In the Sauvignon Blanc which had a shift in vigour after year three, has plateaued. Yields are at a level of 12 – 14 t/ha.
Smaller canopies and a smaller yield in the organic areas, however as per the previous question very happy with the resulting fruit.
Several years on what new learnings, if any, have you made? Would/could you do anything differently?
No. The soil type suits cultivation and the vineyard is irrigated. This alleviates some of the problems (soil quality and de-vigorisation) that some vineyards will get with cultivation for weed control.

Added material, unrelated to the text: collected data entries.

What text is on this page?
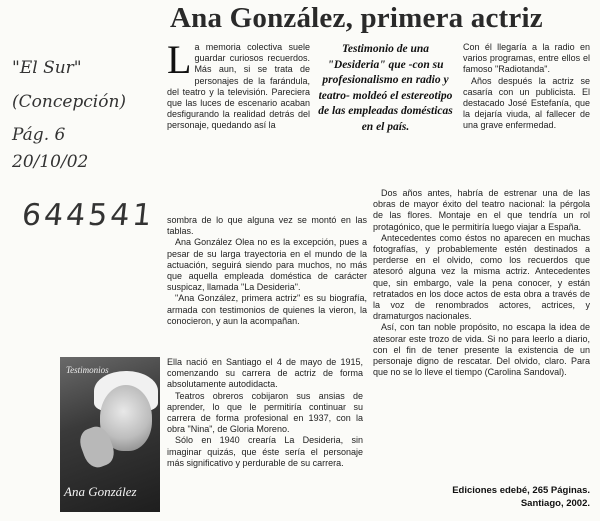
Ana González, primera actriz
"El Sur"
(Concepción)
Pág. 6
20/10/02
644541
L a memoria colectiva suele guardar curiosos recuerdos. Más aun, si se trata de personajes de la farándula, del teatro y la televisión. Pareciera que las luces de escenario acaban desfigurando la realidad detrás del personaje, quedando así la

Testimonio de una "Desideria" que -con su profesionalismo en radio y teatro- moldeó el estereotipo de las empleadas domésticas en el país.

sombra de lo que alguna vez se montó en las tablas.

Ana González Olea no es la excepción, pues a pesar de su larga trayectoria en el mundo de la actuación, seguirá siendo para muchos, no más que aquella empleada doméstica de carácter suspicaz, llamada "La Desideria".

"Ana González, primera actriz" es su biografía, armada con testimonios de quienes la vieron, la conocieron, y aun la acompañan.

Testimonios
Ana González

Ella nació en Santiago el 4 de mayo de 1915, comenzando su carrera de actriz de forma absolutamente autodidacta.

Teatros obreros cobijaron sus ansias de aprender, lo que le permitiría continuar su carrera de forma profesional en 1937, con la obra "Nina", de Gloria Moreno.

Sólo en 1940 crearía La Desideria, sin imaginar quizás, que éste sería el personaje más significativo y perdurable de su carrera.

Con él llegaría a la radio en varios programas, entre ellos el famoso "Radiotanda".

Años después la actriz se casaría con un publicista. El destacado José Estefanía, que la dejaría viuda, al fallecer de una grave enfermedad.

Dos años antes, habría de estrenar una de las obras de mayor éxito del teatro nacional: la pérgola de las flores. Montaje en el que tendría un rol protagónico, que le permitiría luego viajar a España.

Antecedentes como éstos no aparecen en muchas fotografías, y probablemente estén destinados a perderse en el olvido, como los recuerdos que atesoró alguna vez la misma actriz. Antecedentes que, sin embargo, vale la pena conocer, y están retratados en los doce actos de esta obra a través de la voz de renombrados actores, actrices, y dramaturgos nacionales.

Así, con tan noble propósito, no escapa la idea de atesorar este trozo de vida. Si no para leerlo a diario, con el fin de tener presente la existencia de un personaje digno de rescatar. Del olvido, claro. Para que no se lo lleve el tiempo (Carolina Sandoval).

Ediciones edebé, 265 Páginas.
Santiago, 2002.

Also the lower yields we are getting, are close to what we are targeting for our premium level wines.
The addition of the Rolhacke (Braun attachment) to our undervine arsenal has allowed us to get better control of weeds especially in heavier soil.In V17 we saw significant mealy bug pressure in conventional blocks, there is mealy bug in the organic area but it hasn’t been a problem thus far.
Don’t under estimate how hungry the site was and how much nutrient replacement and soil nutrient building was required to maintain production on a lean site and a site that had been otherwise fed plenty of supplementary fertigation.
Root damage, root replacement, dry seasons, mid row competition and undervine weed growth all have an impact, but it’s difficult to pinpoint what is the critical factor.
We probably needed twice as much compost and to apply it every year to buffer the change in growing system at the School House vineyard.